Мыслители Серебряного века видели в русской литературе предшествующей эпохи совершенно особый духовный феномен, – нечто более значительное, чем художественная словесность. В таком воззрении и скрыт исток русской герменевтики. В поэтах и писателях признавали в буквальном смысле пророков, тайнозрителей, посвященных, святых; в их произведениях находили ключи к Элевсинским и Дионисовым мистериям, элементы карнавальных действ (Бахтин), дух Вселенской Церкви (Соловьёв), интуиции нового религиозного сознания (Мережковский) – словом, приобщенность к последним тайнам бытия. Шестов – тоже не иносказательно – называл русских писателей XIX в. философами.

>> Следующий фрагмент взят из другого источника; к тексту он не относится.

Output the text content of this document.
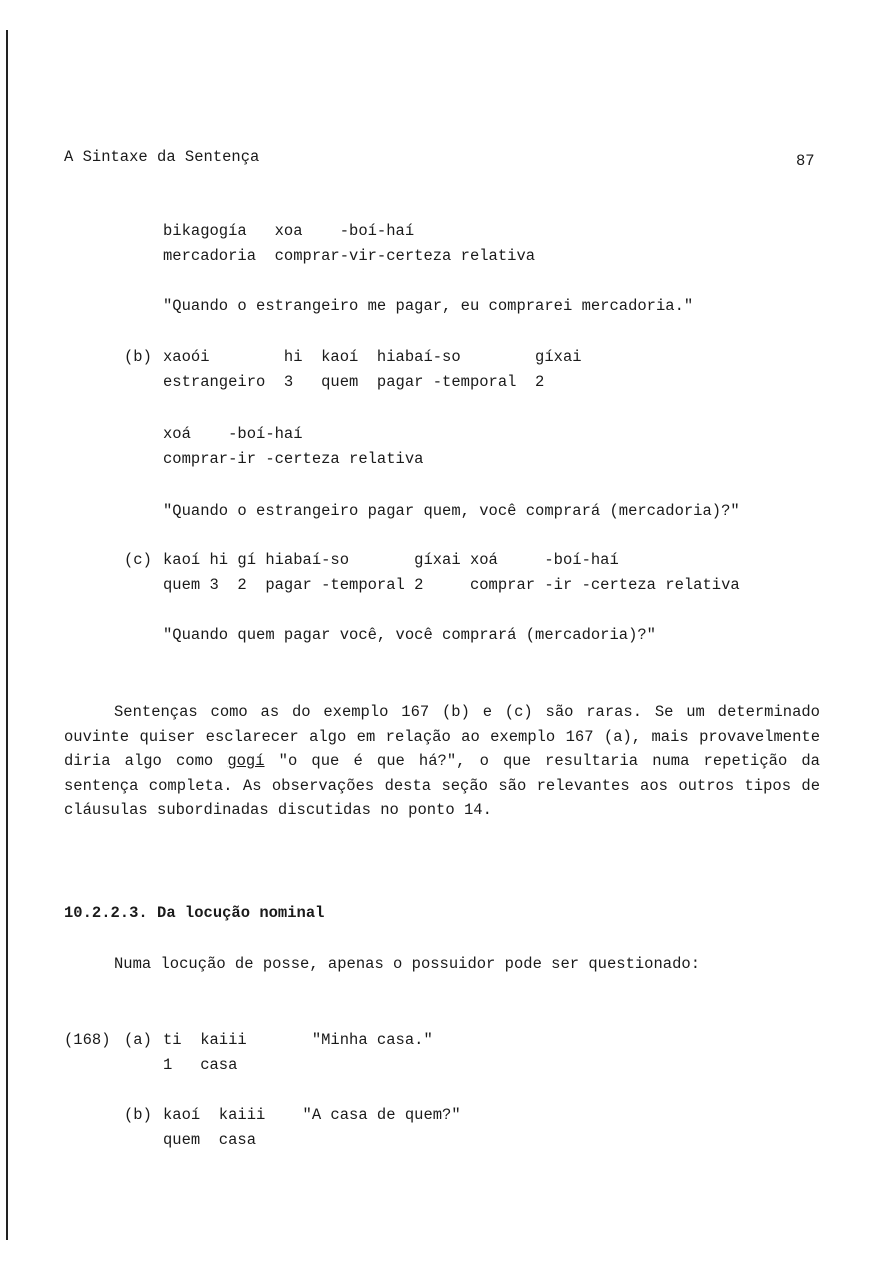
A Sintaxe da Sentença	87
bikagogía   xoa    -boí-haí
mercadoria  comprar-vir-certeza relativa
"Quando o estrangeiro me pagar, eu comprarei mercadoria."
(b) xaoói        hi  kaoí  hiabaí-so        gíxai
estrangeiro  3   quem  pagar -temporal  2
xoá    -boí-haí
comprar-ir -certeza relativa
"Quando o estrangeiro pagar quem, você comprará (mercadoria)?"
(c) kaoí hi gí hiabaí-so       gíxai xoá     -boí-haí
quem 3  2  pagar -temporal 2     comprar -ir -certeza relativa
"Quando quem pagar você, você comprará (mercadoria)?"
Sentenças como as do exemplo 167 (b) e (c) são raras. Se um determinado ouvinte quiser esclarecer algo em relação ao exemplo 167 (a), mais provavelmente diria algo como gogí "o que é que há?", o que resultaria numa repetição da sentença completa. As observações desta seção são relevantes aos outros tipos de cláusulas subordinadas discutidas no ponto 14.
10.2.2.3. Da locução nominal
Numa locução de posse, apenas o possuidor pode ser questionado:
(168) (a) ti  kaiii       "Minha casa."
1   casa
(b) kaoí  kaiii    "A casa de quem?"
quem  casa
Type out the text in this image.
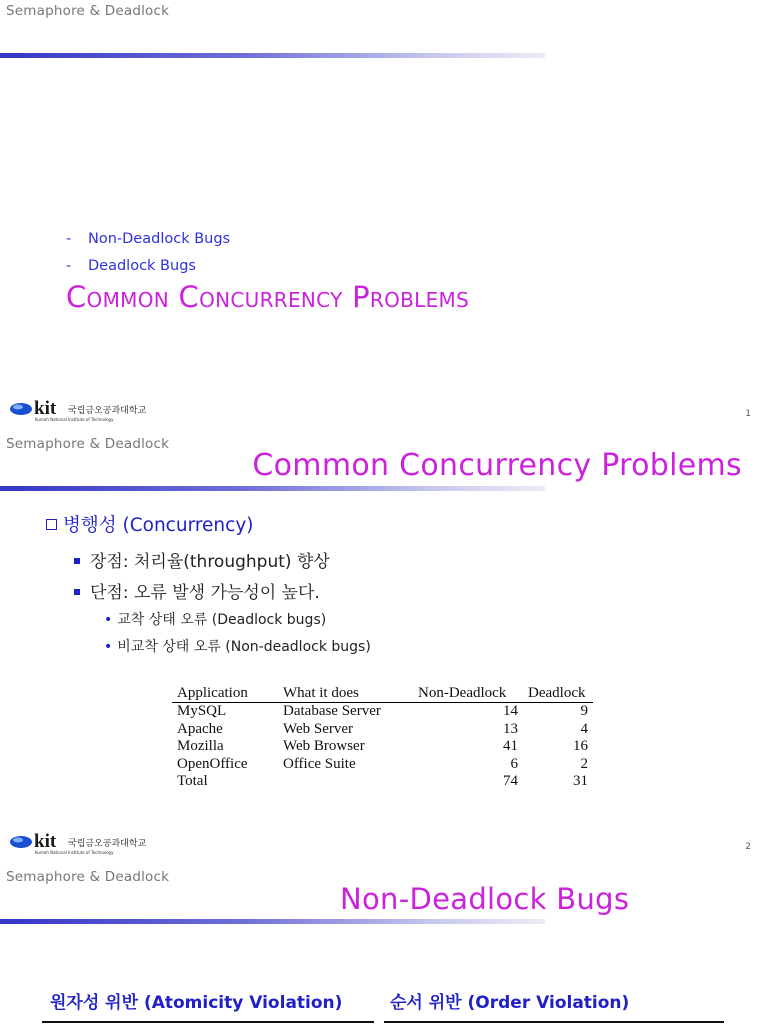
Semaphore & Deadlock
- Non-Deadlock Bugs
- Deadlock Bugs
Common Concurrency Problems
kit 국립금오공과대학교
Kumoh National Institute of Technology
1
Semaphore & Deadlock
Common Concurrency Problems
병행성 (Concurrency)
장점: 처리율(throughput) 향상
단점: 오류 발생 가능성이 높다.
• 교착 상태 오류 (Deadlock bugs)
• 비교착 상태 오류 (Non-deadlock bugs)
Application	What it does	Non-Deadlock	Deadlock
MySQL	Database Server	14	9
Apache	Web Server	13	4
Mozilla	Web Browser	41	16
OpenOffice	Office Suite	6	2
Total		74	31
kit 국립금오공과대학교
Kumoh National Institute of Technology
2
Semaphore & Deadlock
Non-Deadlock Bugs
원자성 위반 (Atomicity Violation)	순서 위반 (Order Violation)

Споря с Соловьёвым, критиковавшим «отвлеченные начала» западной философии, но не заметившим подлинно философского существа русской литературы, Шестов писал («Умозрение и апокалипсис. Религиозная философия В. Соловьёва», 1937): «Русская философская мысль, такая глубокая и такая своеобразная, получила свое выражение именно в художественной литературе. Никто в России так свободно и властно не думал, как Пушкин, Лермонтов, Гоголь, Тютчев, Достоевский, Толстой <…> и даже Чехов». Также чуть ранее: «Русская философская мысль (т. е. русская литература XIX в.) с почти небывалой до того смелостью поставила и по-своему разрешила целый ряд вопросов, о которых в Европе мало кто думал или хотел думать»[1407]. И Шестов не раз заявлял, что настоящую «критику чистого разума» (конечно же и «практического») надо искать не у Канта, а у раннего Достоевского.Герменевтика Шестова, комментатора-философа при художественном гении, и была подобными «исканиями». В книге о Шекспире он осторожно пытается перевести идеи великого трагика с языка образов на общепринятый (подчеркнем – не
философски-категориальный) язык, приходя к заключению об оправдании Шекспиром всей жизни. Шекспир «в хаосе бессмысленно и нелепо сваленных в одну кучу человеческих страданий увидел ясный, доступный нашему пониманию смысл», «благословил целесообразность господствующего над человеком закона», и благодаря поэту мы начинаем видеть жизнь как «школу, где мы растем и совершенствуемся, а не тюрьму, где нас подвергают пыткам»[1408]. Пока «идеалист», Шестов полагает, что «под видимым горем» гибнущих героев «происходит невидимый рост» их душ[1409], мыслит в духе пресловутых «друзей Иова». Ту же самую философию жизни как оправдание последней ранний Шестов вычитывал из «Войны и мира» Толстого. «Гр. Толстой в “Войне и мире” – философ в лучшем и благороднейшем смысле этого слова, ибо он говорит о жизни <…>», – «все ужасы двенадцатого года представились ему законченной, полной смысла картиной. <…> Все представилось ему единым и гармоническим целым, во всем он умел увидеть руку Провидения, пекущегося о слабом и незнающем человеке»[1410]: интонации Новых друзей здесь звучат еще явственней. – Но постепенно Шестов начал понимать, что находить у всех художников это самое «оправдание жизни» – дело малоплодотворное. Также и в нем самом, под влиянием Ницше (а вместе с тем «загадочного» и для его биографов душевного кризиса) начался процесс «перерождения убеждений» – необратимый отход от «идеализма» и крен в сторону бунта в духе Иова. Ницше сделался эталоном для шестовского самопознания; через призму философии Ницше Шестов стал смотреть и на «глубокую» и «своеобразную» философскую мысль русских писателей. Таким нам представляется генезис герменевтики Шестова – того «странствования» мыслителя «по душам», которое одновременно было бесконечным путем к себе самому и «исканием Бога» на «пути, открытом Ницше».